Teheran – Erstmals dürfen Frauen im Iran offiziell Motorrad fahren. Der erste Vizepräsident Mohammed Resa Aref unterzeichnete am Dienstag (3. Februar) einen entsprechenden Beschluss und bestätigte damit eine Ende Januar gefasste Kabinettsentscheidung. Die Regelung ist eine der bedeutendsten gesellschaftlichen Lockerungen seit Jahren.
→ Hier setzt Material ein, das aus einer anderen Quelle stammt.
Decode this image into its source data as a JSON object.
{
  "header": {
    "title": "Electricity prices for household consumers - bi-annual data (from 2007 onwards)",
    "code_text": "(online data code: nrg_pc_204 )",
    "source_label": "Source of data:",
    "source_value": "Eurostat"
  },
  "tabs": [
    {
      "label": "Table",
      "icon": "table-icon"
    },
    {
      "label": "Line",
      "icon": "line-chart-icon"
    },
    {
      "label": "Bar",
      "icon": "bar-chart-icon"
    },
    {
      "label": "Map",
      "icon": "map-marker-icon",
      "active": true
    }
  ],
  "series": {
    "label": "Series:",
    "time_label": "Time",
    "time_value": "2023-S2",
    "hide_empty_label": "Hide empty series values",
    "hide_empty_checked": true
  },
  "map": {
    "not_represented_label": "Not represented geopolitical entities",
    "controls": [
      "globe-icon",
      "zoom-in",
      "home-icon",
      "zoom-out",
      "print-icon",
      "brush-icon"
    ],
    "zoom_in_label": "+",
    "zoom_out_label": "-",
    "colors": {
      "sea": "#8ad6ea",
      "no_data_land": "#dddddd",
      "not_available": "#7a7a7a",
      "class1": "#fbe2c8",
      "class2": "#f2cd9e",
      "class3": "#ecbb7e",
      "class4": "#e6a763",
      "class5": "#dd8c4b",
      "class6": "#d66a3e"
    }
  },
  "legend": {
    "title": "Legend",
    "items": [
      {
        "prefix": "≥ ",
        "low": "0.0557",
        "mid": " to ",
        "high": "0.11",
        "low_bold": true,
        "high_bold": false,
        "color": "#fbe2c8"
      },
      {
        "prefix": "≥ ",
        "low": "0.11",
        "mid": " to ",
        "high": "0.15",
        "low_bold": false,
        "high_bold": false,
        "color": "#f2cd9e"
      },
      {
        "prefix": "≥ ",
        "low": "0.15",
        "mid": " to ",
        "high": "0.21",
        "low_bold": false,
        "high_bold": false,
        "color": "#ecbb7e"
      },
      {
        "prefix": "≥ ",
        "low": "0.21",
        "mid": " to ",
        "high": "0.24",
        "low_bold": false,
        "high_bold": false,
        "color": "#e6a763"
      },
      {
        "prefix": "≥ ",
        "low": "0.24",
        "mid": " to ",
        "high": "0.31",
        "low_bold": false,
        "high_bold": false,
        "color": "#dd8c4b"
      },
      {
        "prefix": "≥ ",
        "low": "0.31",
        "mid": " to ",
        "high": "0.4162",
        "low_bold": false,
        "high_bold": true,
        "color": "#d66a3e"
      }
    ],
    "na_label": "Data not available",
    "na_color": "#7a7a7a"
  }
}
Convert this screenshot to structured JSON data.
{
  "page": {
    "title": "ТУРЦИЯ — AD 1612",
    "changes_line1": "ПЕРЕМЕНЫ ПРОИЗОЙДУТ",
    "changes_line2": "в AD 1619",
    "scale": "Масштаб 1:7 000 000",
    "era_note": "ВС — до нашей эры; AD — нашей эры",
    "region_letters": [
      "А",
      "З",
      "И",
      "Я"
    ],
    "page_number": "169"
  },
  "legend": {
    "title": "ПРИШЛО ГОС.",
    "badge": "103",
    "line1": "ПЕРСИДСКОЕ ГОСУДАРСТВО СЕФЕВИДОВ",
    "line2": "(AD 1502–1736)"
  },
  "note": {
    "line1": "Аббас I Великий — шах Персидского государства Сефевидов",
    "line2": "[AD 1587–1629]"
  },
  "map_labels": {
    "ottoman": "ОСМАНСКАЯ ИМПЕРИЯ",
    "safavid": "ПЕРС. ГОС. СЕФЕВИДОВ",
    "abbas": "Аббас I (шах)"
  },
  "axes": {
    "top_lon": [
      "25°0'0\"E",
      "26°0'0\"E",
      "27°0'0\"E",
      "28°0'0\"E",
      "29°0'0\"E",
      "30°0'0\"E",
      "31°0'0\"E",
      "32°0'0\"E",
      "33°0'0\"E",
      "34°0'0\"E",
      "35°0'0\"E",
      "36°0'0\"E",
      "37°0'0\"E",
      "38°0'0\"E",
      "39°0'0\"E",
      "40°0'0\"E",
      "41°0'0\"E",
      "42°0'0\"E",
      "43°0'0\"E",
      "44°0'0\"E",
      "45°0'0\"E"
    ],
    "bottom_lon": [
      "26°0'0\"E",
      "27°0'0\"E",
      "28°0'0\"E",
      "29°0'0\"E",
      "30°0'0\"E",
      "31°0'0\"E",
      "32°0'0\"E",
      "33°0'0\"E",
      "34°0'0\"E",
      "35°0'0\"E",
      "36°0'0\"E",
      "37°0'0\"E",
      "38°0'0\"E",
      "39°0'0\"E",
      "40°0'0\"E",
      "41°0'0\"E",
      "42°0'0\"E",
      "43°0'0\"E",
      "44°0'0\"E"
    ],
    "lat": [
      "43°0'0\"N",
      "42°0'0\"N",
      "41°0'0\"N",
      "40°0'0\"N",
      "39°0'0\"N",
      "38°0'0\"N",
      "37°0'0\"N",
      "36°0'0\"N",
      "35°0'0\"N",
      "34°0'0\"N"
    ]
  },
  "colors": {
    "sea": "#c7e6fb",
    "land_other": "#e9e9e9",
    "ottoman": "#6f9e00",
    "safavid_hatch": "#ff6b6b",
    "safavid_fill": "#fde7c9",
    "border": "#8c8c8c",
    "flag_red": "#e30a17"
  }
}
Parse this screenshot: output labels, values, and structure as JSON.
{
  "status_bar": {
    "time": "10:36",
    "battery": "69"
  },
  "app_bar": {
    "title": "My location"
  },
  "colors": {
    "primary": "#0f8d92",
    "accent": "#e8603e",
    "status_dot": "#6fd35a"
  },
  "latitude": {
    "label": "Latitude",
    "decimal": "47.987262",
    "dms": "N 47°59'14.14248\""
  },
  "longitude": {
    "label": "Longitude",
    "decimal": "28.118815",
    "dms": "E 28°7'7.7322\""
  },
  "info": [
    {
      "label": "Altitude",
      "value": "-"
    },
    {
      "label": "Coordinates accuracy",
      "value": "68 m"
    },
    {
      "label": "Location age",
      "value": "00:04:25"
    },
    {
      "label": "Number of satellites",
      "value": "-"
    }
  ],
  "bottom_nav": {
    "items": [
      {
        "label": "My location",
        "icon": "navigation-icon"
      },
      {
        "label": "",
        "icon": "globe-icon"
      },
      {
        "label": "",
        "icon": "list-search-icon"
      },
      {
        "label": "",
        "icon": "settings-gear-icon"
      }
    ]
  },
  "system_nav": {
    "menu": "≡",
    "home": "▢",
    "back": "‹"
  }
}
Bislang war es Frauen zwar nicht ausdrücklich verboten, Motorräder zu fahren. Die Behörden stellten ihnen jedoch keine Fahrerlaubnisse aus. Diese rechtliche Grauzone hatte weitreichende Konsequenzen: Bei Unfällen wurden Frauen oft rechtlich belangt, selbst wenn sie keine Schuld trugen. In den vergangenen Monaten war die Zahl der Frauen auf Motorrädern dennoch stark gestiegen.
Der neue Beschluss verpflichtet die Verkehrspolizei nun, Frauen praktische Fahrstunden zu ermöglichen. Sie müssen außerdem eine schriftliche Prüfung ablegen können und erhalten anschließend eine reguläre Fahrerlaubnis für Motorräder und Roller.